До больницы топали километра четыре. Стояла невыносимая жара, мы обливались потом, но об отдыхе никто даже не заикнулся. Раненого воина с шумом внесли в приёмный покой, опустили на пол. За столом сидел молодой хирург и что-то писал. Увидев в своём кабинете толпу разрисованных индейцев, ничуть не удивился, а только поинтересовался, каким оружием был ранен наш соплеменник. Затем бесцеремонно вытолкал нас за дверь. На улице мы расселись в самых живописных позах на пожухлой траве и стали терпеливо ждать.
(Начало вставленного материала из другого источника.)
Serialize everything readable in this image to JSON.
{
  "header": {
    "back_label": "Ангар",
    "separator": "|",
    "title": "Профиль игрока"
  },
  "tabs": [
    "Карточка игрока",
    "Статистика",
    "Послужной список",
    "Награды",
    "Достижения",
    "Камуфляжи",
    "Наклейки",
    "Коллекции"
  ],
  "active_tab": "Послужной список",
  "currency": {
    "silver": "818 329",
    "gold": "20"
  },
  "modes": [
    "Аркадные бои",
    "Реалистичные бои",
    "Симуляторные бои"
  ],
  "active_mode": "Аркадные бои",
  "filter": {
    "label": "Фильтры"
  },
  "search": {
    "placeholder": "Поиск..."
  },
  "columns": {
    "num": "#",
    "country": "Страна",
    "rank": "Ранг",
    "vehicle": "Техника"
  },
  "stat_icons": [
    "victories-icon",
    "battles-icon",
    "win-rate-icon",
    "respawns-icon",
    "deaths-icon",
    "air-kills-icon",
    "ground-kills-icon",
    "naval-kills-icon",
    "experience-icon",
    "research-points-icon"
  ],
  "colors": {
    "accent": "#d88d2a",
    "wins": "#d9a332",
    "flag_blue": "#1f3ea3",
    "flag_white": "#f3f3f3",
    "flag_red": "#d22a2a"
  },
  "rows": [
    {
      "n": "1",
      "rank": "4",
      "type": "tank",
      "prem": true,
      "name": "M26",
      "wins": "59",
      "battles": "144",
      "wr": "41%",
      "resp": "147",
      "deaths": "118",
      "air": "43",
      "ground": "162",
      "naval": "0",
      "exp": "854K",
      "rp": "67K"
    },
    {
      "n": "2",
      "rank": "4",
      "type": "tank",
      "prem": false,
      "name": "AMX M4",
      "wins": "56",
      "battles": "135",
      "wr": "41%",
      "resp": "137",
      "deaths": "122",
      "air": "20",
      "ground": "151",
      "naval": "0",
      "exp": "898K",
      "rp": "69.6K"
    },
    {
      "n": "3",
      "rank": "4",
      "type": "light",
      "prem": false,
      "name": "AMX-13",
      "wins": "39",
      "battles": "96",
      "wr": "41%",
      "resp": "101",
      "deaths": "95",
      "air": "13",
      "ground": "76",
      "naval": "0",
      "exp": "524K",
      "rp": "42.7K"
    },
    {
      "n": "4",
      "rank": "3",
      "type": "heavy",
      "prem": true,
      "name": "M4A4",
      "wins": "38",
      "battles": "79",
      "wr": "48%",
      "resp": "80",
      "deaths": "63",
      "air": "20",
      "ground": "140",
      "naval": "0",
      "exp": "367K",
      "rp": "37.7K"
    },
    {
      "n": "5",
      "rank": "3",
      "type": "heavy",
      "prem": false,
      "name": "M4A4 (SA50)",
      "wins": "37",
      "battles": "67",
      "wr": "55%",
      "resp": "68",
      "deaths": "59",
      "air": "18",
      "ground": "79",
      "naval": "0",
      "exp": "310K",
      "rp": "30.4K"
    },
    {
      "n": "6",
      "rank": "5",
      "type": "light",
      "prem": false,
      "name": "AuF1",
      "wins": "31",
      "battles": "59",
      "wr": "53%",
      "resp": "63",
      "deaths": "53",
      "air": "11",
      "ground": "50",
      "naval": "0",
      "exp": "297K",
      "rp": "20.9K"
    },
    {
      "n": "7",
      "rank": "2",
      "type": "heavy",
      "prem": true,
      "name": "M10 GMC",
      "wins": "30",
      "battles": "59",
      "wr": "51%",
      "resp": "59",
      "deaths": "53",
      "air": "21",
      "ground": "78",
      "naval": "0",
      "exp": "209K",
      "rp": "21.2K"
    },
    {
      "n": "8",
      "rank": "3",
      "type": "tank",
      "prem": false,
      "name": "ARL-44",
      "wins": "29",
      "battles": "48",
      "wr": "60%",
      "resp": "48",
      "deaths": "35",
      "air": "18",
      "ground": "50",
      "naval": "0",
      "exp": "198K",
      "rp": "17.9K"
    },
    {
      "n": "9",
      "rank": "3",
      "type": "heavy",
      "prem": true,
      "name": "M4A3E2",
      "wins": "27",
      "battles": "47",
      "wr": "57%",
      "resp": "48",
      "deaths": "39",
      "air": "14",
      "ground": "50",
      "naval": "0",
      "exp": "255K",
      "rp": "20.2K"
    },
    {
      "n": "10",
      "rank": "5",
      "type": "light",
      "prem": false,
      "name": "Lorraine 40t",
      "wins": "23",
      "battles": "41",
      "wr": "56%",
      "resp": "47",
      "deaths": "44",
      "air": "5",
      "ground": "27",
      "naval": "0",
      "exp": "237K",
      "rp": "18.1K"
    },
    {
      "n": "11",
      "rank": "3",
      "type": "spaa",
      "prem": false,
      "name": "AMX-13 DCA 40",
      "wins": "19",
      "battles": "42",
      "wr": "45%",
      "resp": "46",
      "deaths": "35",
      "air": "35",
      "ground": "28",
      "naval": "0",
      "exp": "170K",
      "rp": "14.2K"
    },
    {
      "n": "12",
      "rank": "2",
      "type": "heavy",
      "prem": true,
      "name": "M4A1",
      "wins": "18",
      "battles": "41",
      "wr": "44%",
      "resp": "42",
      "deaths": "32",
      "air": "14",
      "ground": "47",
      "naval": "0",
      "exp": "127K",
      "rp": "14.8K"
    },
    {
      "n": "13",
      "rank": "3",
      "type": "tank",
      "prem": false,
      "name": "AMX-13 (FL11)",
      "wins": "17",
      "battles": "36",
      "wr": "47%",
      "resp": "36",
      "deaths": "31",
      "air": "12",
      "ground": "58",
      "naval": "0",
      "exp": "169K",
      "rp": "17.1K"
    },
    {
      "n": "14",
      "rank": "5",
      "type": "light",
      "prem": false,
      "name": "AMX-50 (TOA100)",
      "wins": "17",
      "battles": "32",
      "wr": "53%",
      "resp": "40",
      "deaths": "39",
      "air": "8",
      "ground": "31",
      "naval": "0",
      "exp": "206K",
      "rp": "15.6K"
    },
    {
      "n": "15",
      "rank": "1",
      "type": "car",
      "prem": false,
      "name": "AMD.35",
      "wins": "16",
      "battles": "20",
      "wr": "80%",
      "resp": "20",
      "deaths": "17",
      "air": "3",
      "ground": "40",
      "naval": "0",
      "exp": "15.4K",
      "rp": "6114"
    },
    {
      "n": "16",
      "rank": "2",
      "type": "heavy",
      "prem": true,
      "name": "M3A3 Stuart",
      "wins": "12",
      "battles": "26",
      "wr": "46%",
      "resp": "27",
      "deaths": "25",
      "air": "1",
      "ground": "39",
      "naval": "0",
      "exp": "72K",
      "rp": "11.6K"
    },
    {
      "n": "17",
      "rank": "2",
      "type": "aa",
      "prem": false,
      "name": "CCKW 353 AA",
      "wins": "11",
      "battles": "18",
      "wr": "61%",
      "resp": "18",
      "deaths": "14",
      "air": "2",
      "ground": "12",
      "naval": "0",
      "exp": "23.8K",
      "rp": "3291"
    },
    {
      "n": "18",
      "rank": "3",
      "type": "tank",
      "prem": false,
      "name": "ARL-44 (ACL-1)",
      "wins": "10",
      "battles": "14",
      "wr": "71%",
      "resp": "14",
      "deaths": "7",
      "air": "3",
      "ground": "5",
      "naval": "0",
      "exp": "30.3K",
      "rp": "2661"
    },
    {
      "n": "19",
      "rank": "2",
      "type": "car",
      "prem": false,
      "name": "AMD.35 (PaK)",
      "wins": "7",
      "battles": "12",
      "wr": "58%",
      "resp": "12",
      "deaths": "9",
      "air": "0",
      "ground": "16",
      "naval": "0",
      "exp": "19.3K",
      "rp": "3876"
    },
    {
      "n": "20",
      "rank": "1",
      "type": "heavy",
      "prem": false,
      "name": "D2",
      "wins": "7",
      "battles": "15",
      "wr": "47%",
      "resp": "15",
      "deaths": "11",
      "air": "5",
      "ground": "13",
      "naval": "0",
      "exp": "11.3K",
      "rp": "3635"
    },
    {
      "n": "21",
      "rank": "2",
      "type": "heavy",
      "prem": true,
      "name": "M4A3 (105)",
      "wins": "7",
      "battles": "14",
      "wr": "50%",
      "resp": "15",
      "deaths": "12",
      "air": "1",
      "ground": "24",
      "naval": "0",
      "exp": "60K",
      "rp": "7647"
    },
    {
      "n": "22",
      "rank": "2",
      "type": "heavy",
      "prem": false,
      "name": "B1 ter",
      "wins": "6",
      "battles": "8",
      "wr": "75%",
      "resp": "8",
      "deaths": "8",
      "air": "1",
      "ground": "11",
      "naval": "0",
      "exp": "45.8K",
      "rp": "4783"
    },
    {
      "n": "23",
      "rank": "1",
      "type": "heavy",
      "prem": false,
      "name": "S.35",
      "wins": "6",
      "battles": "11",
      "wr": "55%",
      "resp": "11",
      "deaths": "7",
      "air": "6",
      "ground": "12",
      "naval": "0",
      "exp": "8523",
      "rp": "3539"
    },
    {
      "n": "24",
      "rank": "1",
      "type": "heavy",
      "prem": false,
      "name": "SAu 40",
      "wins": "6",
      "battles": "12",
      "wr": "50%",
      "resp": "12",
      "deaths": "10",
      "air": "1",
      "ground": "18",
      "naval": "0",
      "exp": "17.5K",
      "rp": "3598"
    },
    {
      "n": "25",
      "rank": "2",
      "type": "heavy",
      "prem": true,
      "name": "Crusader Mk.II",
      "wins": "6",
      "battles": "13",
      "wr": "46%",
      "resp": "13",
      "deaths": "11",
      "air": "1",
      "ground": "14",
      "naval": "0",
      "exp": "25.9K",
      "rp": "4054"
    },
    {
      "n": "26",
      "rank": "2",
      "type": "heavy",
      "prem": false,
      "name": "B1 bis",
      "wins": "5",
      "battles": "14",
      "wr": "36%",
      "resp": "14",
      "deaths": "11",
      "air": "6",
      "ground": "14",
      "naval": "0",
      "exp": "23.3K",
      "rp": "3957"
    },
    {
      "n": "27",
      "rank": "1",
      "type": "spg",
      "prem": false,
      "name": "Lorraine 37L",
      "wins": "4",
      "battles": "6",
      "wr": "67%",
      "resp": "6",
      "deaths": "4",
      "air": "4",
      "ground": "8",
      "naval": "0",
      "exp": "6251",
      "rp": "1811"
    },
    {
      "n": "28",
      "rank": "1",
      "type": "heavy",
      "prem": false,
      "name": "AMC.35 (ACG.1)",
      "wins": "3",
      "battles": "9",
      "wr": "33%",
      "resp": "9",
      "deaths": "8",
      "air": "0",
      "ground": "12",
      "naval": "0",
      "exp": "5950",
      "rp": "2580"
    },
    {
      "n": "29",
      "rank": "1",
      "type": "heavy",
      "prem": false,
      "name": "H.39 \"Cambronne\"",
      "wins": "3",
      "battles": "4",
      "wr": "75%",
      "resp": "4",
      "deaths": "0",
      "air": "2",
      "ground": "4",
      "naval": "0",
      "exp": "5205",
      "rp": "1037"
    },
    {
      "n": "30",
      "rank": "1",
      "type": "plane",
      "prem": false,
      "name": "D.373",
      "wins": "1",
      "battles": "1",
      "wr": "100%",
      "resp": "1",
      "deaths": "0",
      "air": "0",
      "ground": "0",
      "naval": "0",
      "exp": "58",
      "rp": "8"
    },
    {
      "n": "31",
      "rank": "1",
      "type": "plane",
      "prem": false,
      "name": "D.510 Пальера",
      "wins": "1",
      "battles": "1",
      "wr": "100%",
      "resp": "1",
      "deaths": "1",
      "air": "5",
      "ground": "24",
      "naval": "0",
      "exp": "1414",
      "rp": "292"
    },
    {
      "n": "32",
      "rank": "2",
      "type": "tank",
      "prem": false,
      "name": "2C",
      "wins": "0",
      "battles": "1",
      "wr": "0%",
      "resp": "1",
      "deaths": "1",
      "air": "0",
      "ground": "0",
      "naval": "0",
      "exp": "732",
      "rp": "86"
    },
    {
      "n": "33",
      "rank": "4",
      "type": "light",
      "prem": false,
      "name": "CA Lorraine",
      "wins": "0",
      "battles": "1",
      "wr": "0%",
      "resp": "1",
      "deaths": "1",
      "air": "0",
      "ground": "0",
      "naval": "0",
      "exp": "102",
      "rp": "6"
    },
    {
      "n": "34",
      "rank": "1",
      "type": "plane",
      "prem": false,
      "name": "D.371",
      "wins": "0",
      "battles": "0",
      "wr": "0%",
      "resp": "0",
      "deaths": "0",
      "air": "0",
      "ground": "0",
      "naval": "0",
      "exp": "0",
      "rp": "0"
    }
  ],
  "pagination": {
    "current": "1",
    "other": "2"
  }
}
Через полчаса на пороге показались хирург и Хитрый Лис с аккуратно перебинтованной шеей. Мы быстро вскочили. Хирург уважительно приложил руку к груди и, очевидно, зная индейские обычаи, торжественным голосом сказал:
– Бледнолицый брат приветствует вас, храбрые воины. Я сделал всё, что в моих силах, чтобы ваш краснокожий соплеменник смог и дальше радоваться жизни.
Хитрый Лис нетерпеливо сбежал с порога и, счастливо улыбаясь, принялся без умолку болтать, обращаясь сразу ко всем:
– Пацаны, здорово, что меня ранило стрелой! Прямо по-настоящему. Будто я взаправду индеец! Больше ни у кого такой раны нет!
Мы выросли. Санёк Хитрый Лис неожиданно для нас стал известным хирургом, а Юрок Пятнистый Ягуар – прапорщиком. Он погиб в Афгане. Костик Белый Волк дослужился до полковника, начальника районного отдела полиции. Женёк Ястребиный Коготь – крупный предприниматель. Серёга Большой Медведь – настолько виртуозный экскаваторщик, что легко открывает своим ковшом бутылочные пробки.
Все мы стали достойными людьми. Приятно, что наше небольшое и дружное индейское племя не посрамило своих предков, ушедших охотиться на бизонов в дальние прерии, откуда нет возврата. Не посрамило великих вождей, сыгранных нашим кумиром, – Чёрного Барса, Чингачгука, Зоркого Сокола, Оцеолу, Белое Перо, Твёрдую Скалу, Ульзану и других не менее отважных краснокожих.
Иногда мы встречаемся, и любой разговор неизменно заканчивается одним:
– А помнишь, как мы играли в индейцев?
В 2016 году Гойко Митич сыграл старого вождя Инчу Чуна в фильме «Виннету и Олд Шаттерхенд», который современным мальчишкам не интересен. Что ж, новые времена, новые герои. Главное, чтобы герои были достойные.